兼家も、公卿たちも、当然にそう信じています。安倍晴明に命令すれば必ず帝の子を流産させられると、信じています、だって平安貴族ですから。
しかし、ユースケ・サンタマリアさんは、もとい、この晴明はどうでしょう? 案外、心の中で舌を出している可能性もあるかも知れません。いっぺん断ったのは、そのほうがもっともらしいから?
この世に魔法なんかない、ってことを、この男は承知のうえで、褒美と出世のために「演出」しているだけ、ってことは、ないだろうか?
だって、この晴明、いまんとこ、なんにもしてませんからね。能力らしきものを、ひとつも見せてない。
つまり、そういうことなんですよ。
弘徽殿の女御は、たぶん健康に子供は産めません。晴明が祈ろうと、祈るまいと。だったら「かしこまりました」って言っておけばいい。で、ことが上手く進めば、自分が祈ったからだ、と言って威張ればいいんですから。
 
第五回の冒頭で、植本純米さん演じる坊主が出てくるシーンがありました、最初に(まひろの乳母の)イトさんに「姫のお母さまですか?」と聞いて「奥様はン年前に亡くなりました」と答えた、そこから「母の生霊が取り次いでいる、お祓いしないと死ぬぞ、カーツ!」とか言って褒美をせしめる、という、笑えるシーンがありましたが。
これは「はい、このドラマはオカルトなしですよ!」っていう宣言なんですよ、たぶん。この坊主に法力なんかないのと同じように、晴明も呪術なんか持ってないんです。
という推論もアリだな、と思う一方で。いやいや、どっかでこの晴明、とんでもない能力を発動する、ってことも、あるかも知れない、という思い(願望)もあります。
視聴者が「なんだ、この晴明、結局ただのインチキ占い師か」と思わされて、油断してるスキに、どかーん、という演出があるかも知れない。
いや、陰陽師ファンとしてはやっぱ、あって欲しいな、という気もしてます。
鍵は、いつも晴明についている、あの謎めいた従者です。須麻流、という。あの役を演じているDAIKIさんという方、凄いダンサーらしい、ですよ。

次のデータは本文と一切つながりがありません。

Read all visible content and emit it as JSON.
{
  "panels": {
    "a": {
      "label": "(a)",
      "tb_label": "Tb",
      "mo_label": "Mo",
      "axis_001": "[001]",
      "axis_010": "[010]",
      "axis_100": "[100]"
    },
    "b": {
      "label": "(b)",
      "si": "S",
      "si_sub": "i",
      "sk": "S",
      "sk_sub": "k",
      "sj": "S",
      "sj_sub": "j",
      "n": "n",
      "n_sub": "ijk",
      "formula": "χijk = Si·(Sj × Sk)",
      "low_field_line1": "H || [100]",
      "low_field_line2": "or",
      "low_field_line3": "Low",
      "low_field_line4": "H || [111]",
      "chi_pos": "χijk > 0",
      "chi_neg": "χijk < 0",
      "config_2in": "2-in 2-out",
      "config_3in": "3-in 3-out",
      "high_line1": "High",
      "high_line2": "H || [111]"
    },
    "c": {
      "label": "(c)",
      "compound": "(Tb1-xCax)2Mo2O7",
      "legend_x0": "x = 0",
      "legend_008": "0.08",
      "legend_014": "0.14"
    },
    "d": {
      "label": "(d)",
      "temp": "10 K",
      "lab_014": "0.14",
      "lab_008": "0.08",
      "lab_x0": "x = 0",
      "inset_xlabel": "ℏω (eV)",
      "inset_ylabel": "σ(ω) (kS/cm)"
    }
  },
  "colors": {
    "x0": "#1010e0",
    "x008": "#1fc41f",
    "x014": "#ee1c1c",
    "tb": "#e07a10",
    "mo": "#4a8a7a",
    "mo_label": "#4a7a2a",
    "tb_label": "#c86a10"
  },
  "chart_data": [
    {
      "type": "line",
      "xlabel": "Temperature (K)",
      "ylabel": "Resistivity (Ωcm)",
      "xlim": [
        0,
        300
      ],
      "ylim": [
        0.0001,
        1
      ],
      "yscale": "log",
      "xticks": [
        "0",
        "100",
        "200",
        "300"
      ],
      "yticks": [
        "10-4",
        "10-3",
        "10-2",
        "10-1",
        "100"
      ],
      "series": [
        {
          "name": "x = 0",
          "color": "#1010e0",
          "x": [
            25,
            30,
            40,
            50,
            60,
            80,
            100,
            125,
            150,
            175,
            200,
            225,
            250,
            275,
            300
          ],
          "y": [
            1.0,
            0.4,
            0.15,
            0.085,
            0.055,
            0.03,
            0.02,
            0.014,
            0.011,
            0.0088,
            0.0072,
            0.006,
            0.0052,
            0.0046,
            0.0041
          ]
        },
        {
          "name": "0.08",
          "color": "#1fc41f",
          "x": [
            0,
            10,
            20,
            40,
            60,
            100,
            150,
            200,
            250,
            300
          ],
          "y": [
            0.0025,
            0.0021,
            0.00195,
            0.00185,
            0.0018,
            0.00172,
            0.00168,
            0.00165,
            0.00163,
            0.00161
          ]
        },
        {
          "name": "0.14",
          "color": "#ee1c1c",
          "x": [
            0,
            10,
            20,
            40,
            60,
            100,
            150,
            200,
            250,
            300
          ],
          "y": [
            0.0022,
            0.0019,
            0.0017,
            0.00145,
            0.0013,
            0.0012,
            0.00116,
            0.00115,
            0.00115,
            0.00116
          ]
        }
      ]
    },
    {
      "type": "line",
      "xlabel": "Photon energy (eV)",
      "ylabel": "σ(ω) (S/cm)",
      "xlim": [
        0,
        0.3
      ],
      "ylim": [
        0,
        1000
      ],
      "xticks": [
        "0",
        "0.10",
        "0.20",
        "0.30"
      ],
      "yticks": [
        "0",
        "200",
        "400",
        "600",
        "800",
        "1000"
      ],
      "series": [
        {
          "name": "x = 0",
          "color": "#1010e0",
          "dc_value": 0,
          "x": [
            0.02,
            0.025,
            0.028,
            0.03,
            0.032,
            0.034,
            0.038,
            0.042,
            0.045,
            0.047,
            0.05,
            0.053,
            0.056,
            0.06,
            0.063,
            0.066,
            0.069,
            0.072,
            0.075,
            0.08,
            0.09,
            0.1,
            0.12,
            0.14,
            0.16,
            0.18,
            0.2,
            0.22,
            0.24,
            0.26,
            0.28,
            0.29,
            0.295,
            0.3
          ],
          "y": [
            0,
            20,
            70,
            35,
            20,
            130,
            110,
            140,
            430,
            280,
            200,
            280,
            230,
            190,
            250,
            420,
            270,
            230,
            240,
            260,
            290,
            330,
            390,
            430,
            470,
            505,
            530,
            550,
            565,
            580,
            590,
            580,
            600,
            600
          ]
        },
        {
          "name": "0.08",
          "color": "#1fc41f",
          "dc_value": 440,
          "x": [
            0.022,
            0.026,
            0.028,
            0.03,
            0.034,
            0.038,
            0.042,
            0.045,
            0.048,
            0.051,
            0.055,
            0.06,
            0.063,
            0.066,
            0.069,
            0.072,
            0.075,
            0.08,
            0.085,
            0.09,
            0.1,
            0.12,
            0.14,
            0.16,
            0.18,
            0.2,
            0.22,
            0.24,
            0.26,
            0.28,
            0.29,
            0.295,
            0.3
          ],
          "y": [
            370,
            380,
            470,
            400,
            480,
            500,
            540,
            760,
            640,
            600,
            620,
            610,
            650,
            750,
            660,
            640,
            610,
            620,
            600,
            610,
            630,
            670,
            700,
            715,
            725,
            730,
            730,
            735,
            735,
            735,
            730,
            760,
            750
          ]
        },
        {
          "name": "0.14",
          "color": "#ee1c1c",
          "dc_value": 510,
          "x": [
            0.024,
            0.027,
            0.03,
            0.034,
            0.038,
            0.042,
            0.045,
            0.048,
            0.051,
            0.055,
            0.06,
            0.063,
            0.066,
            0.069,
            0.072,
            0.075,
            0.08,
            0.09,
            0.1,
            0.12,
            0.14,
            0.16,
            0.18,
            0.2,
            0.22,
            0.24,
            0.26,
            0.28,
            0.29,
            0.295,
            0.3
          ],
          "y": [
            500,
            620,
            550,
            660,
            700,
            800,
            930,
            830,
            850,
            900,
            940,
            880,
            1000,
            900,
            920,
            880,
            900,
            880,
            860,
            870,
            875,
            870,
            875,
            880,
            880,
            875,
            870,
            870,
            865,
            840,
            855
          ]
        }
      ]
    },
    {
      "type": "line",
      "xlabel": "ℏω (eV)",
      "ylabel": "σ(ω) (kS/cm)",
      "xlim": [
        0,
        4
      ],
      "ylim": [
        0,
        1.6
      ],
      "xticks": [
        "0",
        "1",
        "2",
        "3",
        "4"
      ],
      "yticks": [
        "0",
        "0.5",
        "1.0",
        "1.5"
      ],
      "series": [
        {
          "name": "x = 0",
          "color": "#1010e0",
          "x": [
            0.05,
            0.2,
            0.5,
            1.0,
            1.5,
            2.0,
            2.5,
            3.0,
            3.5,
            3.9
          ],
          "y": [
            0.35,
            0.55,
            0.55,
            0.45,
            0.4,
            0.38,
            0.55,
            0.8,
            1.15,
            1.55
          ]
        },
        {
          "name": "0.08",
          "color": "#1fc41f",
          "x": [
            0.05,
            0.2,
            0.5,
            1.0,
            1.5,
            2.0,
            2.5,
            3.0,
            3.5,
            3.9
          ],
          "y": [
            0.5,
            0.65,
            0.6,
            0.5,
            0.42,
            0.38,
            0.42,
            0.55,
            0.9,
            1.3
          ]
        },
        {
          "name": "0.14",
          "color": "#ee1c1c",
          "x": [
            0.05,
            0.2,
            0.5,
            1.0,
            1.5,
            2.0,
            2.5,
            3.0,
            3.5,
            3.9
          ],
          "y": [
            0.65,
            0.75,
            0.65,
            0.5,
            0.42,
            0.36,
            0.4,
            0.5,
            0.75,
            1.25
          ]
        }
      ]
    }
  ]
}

付記。祈祷や調伏のシーンがあるだろうことは、当然のことと思います。その結果、誰かが病気になったり治ったりしたとして、それが祈祷や調伏のおかげだと登場人物たちが信じたり言ったりするのも、当然あるでしょう。それは、平安時代の歴史劇ですから。

私が「オカルトありか、否か?」というのは、たとえば「鬼:や「魔物」が映像として出てきて、安倍晴明が呪術をかけると「気」がビジュアルに見えて、それで魔物が退散するとか、そういう、要するに「特撮」とか「特殊効果」がこのドラマではあるかどうか、ということです。

「陰陽師」の映画化やドラマ化した作品では、必ず、そういうシーンが見せ場になってました。中谷美紀が紫式部を演じた「源氏物語 千年の謎」という映画では、東山紀之演じる道長を、政争に敗れた伊周の怨霊が襲ってきて、窪塚洋介演じる安倍晴明が呪力で撃退する、というシーンが出て来て「これアリか!」と思ったものです。

本文にも書きましたが、「そんなの大河でやるはずない」とは言い切れません、過去に例が皆無ではないからです。そして私は「あったらあったで面白い」と思っています。てゆうか、やってくんないかなと期待すらしてます。明らかに史実にありえない非科学的な描写をNHK大河がやるとは嘆かわしいとか、そういうことを言うつもりは、一切ありません。それでドラマが面白くなるなら。